Por outro lado, é preciso lembrar que nem eu, nem nada ou ninguém na imprensa, por mais que detenha a arte de se comunicar, é sagrado ou perfeito. Ao tentar passar uma mensagem que sirva de detonador para que milhares de pessoas espalhem a notícia e sintonizem seu canal, ou leiam sua reportagem, grande parte da imprensa erra. E feio.
Eu vi, e não foi em um só lugar, a ênfase dada ao fato de Michael Jackson não ter colocado seu pai no testamento. Na TV, por exemplo, eu vi logo em seguida alertarem: “ele também não colocou seus irmãos Jacksons no testamento”! Como se isso fosse a coisa mais anormal do mundo, digna de um “ estranhóide” como ele. Ora, você conhece quantas pessoas que colocaram os pais no testamento? E quantos colocaram os irmãos no testamento? Isso é muito raro de acontecer. Mas para realçar a imagem de “estranhóide” que o Michael passava, uma notícia destas é um prato cheio. Olha que ele ainda colocou sua mãe no testamento, o que é de uma generosidade não muito comum. Quantas pessoas você conhece que se lembraram de fazer isto? A sequência dos fatos na vida geralmente nos leva a colocar nossos filhos no testamento, quando muito algum funcionário fiel e alguma instituição de caridade. Coisa que o brasileiro não faz, tanto pela burocracia de nosso país. Mas os pais, não. Principalmente porque temos a impressão, na maioria das vezes, de que nossos pais morrerão antes de nós. Assim é a ordem natural das coisas. Por isso, convenhamos: ao menos neste ponto, Michael Jackson foi normal.
Sua música a partir de agora crescerá a cada dia. Tudo que for relacionado a ele venderá muito mais que o vendido nos últimos 15 anos, no que parece ter sido sua fase de decadência. A impressão que o mundo tem, ainda mais os americanos, é que surgiu um concorrente à altura de Elvis Presley no que se relaciona a culto de um mito, à venda de memorabília. A falta de um anúncio oficial (até o momento) de onde ele será sepultado exemplifica isto: algumas cidades estão disputando o direito de sediar seu descanso final. O que gerará muito para o turismo local.

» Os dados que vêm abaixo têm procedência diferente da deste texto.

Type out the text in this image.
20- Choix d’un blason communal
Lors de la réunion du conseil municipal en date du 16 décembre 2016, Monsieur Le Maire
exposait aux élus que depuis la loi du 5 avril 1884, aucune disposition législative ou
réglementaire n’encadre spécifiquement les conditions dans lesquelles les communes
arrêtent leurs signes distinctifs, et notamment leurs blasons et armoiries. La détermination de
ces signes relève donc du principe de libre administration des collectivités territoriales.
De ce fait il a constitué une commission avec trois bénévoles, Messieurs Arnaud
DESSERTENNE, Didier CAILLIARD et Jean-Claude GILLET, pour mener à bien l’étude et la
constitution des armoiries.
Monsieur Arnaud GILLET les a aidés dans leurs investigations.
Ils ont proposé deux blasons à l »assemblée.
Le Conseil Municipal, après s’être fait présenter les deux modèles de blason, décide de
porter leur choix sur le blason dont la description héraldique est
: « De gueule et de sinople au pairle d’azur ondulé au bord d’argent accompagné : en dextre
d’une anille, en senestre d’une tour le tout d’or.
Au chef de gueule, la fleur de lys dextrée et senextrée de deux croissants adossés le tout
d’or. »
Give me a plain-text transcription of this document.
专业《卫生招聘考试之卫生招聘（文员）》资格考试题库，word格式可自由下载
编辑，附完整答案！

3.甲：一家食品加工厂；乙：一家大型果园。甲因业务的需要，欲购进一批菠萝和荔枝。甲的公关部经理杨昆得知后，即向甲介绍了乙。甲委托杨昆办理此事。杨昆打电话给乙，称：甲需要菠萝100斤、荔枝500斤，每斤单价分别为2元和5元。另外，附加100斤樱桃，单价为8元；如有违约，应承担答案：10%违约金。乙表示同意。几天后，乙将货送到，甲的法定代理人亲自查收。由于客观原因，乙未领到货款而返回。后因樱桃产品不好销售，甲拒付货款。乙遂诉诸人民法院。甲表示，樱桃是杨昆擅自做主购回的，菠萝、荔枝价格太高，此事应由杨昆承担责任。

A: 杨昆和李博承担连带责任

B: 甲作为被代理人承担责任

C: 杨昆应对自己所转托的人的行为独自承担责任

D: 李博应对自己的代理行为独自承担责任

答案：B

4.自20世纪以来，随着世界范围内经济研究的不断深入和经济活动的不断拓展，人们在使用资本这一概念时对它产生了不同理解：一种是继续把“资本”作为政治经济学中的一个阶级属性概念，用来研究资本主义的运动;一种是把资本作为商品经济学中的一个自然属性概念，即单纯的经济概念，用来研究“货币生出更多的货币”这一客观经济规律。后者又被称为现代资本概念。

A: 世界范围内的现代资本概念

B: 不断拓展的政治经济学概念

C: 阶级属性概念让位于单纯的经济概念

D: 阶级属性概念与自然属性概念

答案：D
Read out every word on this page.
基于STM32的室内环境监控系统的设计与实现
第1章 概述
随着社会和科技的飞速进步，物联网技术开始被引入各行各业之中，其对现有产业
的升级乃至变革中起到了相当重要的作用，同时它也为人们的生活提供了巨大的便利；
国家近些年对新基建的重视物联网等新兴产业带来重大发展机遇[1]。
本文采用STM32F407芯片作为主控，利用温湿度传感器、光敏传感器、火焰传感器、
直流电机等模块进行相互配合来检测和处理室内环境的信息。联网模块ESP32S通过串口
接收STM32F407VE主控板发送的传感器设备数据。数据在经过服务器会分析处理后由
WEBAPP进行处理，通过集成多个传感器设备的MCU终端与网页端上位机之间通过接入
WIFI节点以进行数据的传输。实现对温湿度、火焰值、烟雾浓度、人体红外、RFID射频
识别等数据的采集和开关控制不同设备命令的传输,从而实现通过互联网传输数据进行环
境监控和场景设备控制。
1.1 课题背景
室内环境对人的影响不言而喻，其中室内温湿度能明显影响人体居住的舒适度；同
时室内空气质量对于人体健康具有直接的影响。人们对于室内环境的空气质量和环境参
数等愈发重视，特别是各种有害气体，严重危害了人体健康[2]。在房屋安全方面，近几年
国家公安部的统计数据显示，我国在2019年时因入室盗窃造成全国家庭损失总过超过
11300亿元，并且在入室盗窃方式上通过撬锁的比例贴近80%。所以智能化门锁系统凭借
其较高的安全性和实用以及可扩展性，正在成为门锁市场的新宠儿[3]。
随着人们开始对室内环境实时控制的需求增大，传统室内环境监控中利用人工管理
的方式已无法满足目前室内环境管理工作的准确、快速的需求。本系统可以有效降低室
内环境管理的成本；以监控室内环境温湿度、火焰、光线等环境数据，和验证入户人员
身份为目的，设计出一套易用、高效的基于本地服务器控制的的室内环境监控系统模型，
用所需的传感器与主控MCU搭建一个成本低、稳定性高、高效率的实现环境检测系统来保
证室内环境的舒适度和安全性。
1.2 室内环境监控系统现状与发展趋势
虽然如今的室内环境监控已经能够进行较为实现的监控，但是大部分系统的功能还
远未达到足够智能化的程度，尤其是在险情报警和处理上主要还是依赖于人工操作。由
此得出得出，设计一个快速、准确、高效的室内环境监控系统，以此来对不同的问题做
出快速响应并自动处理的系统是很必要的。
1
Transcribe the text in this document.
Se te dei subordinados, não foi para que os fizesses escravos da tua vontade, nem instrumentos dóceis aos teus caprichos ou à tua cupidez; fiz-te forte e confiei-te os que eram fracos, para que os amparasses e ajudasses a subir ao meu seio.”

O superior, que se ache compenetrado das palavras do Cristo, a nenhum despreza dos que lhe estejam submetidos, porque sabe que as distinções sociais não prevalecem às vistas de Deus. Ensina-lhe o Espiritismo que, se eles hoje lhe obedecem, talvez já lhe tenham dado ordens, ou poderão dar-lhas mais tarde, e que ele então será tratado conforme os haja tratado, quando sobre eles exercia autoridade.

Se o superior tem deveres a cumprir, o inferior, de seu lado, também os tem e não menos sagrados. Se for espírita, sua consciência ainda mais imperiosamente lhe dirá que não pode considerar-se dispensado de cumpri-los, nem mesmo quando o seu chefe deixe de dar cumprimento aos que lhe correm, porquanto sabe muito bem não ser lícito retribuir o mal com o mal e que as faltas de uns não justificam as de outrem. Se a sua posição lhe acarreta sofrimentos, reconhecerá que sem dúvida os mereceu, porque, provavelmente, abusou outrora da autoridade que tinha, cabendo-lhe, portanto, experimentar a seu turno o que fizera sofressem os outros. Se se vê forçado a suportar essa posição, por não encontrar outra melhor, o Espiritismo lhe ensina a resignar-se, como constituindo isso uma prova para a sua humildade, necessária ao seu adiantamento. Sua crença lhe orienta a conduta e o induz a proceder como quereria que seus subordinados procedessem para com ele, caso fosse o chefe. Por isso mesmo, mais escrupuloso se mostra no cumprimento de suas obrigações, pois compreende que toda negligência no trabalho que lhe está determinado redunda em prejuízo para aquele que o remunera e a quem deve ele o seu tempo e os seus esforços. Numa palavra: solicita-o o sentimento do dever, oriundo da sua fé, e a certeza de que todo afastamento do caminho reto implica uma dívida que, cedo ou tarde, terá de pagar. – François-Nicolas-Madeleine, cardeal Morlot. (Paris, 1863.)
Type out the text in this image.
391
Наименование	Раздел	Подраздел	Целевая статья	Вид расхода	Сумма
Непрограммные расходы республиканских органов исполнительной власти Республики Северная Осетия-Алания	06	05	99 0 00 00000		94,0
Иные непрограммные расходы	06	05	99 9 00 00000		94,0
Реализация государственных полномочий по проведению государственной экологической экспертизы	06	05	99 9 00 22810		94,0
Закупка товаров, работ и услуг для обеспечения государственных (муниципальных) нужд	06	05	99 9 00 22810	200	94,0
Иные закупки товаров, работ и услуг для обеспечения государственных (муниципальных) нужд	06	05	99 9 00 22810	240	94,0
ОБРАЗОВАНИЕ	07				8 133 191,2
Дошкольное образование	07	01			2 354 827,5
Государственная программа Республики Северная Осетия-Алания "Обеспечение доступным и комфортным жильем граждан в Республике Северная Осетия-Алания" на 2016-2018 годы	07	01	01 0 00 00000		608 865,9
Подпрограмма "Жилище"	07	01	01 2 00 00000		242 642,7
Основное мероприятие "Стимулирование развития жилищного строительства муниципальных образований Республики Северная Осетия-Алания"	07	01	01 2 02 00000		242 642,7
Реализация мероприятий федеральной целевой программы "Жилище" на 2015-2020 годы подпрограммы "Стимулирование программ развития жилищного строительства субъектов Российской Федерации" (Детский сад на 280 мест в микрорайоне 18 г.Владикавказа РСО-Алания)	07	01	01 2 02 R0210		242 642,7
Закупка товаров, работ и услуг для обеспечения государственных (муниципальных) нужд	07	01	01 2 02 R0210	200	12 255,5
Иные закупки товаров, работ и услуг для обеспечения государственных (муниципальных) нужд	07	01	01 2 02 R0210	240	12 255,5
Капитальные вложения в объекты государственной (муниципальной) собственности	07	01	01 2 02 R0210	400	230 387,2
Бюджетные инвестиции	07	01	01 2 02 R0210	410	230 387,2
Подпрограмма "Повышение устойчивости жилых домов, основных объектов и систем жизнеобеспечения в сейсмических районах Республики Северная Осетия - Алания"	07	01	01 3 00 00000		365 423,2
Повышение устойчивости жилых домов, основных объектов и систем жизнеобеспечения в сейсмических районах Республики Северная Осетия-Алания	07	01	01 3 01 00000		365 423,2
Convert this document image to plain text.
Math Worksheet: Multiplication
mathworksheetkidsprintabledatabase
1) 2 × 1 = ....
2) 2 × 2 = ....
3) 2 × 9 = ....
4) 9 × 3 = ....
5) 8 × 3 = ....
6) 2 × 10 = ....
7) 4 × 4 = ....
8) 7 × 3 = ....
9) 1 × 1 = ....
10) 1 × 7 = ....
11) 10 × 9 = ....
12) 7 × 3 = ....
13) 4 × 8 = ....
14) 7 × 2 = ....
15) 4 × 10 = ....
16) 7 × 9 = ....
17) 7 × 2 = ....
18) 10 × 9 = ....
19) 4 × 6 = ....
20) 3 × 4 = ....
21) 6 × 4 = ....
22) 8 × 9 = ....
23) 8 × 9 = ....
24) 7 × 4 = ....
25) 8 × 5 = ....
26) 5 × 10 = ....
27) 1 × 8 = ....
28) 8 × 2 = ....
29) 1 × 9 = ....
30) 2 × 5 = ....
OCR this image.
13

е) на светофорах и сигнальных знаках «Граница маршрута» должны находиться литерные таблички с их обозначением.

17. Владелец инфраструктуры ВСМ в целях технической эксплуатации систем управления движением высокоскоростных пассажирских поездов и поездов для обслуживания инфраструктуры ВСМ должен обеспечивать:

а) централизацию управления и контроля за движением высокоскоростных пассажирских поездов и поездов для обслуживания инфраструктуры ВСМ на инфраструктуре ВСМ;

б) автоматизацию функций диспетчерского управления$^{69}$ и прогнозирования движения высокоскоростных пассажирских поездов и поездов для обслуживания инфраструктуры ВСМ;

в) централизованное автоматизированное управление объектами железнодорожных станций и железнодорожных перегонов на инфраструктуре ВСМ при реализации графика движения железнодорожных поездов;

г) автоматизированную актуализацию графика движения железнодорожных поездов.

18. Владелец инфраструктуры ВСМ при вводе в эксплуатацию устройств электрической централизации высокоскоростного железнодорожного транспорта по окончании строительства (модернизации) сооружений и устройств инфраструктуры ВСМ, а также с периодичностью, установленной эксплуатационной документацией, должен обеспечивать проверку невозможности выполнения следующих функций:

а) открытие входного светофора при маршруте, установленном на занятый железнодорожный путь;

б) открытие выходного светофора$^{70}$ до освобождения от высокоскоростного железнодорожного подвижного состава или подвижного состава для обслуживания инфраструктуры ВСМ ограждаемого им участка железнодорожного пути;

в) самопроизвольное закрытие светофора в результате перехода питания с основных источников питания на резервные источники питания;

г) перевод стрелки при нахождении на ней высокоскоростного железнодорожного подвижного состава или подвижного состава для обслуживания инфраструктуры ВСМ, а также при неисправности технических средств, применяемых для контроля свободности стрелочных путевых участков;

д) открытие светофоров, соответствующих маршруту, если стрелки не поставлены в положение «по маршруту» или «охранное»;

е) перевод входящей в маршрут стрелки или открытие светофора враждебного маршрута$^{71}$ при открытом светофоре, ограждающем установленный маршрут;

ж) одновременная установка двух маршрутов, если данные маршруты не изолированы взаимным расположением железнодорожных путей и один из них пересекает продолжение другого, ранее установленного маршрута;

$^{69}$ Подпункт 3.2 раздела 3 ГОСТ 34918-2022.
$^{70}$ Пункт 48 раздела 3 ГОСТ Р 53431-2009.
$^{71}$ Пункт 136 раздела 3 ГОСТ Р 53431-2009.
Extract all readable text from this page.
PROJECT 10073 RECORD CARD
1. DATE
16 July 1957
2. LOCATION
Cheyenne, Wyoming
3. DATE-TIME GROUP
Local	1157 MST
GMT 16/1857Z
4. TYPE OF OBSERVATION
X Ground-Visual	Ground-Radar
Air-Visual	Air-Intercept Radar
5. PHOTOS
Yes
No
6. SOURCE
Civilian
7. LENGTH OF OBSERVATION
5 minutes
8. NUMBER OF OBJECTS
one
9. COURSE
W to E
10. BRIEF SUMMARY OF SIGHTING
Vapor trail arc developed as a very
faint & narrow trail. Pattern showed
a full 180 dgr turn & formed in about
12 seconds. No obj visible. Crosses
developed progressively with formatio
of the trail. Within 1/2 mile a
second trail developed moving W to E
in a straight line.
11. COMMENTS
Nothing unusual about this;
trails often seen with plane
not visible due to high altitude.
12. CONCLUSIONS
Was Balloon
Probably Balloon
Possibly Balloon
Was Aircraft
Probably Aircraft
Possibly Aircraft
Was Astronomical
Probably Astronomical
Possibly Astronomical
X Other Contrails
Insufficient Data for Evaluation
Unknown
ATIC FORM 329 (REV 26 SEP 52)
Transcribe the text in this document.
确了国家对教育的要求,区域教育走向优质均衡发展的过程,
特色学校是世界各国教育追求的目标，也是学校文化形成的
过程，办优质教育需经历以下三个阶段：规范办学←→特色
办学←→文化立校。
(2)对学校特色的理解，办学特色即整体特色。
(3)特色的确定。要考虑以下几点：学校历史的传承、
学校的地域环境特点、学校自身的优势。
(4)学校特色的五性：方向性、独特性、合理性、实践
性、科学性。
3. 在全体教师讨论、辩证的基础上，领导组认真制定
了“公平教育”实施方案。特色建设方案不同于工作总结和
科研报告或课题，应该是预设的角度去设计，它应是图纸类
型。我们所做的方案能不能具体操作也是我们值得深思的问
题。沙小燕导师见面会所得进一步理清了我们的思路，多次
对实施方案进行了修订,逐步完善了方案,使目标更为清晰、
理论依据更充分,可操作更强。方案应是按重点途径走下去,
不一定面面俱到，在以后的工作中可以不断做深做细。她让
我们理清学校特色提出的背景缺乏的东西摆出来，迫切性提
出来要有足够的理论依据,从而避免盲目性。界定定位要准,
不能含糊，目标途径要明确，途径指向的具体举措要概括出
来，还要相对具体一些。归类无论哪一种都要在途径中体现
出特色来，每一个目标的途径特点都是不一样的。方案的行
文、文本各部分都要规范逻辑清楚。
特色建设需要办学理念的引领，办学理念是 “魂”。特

E o que fica no final? Não interessa se você esteja cansado do noticiário, se gostava dele ou o achava um maluco, ou se conhece pouco ou muito a sua obra. Sua arte continuará inspirando gerações a seguir. Se eu fosse você, pegaria dez de suas principais músicas e escutaria durante esta semana. De alguma forma, certamente lhe enriquecerá.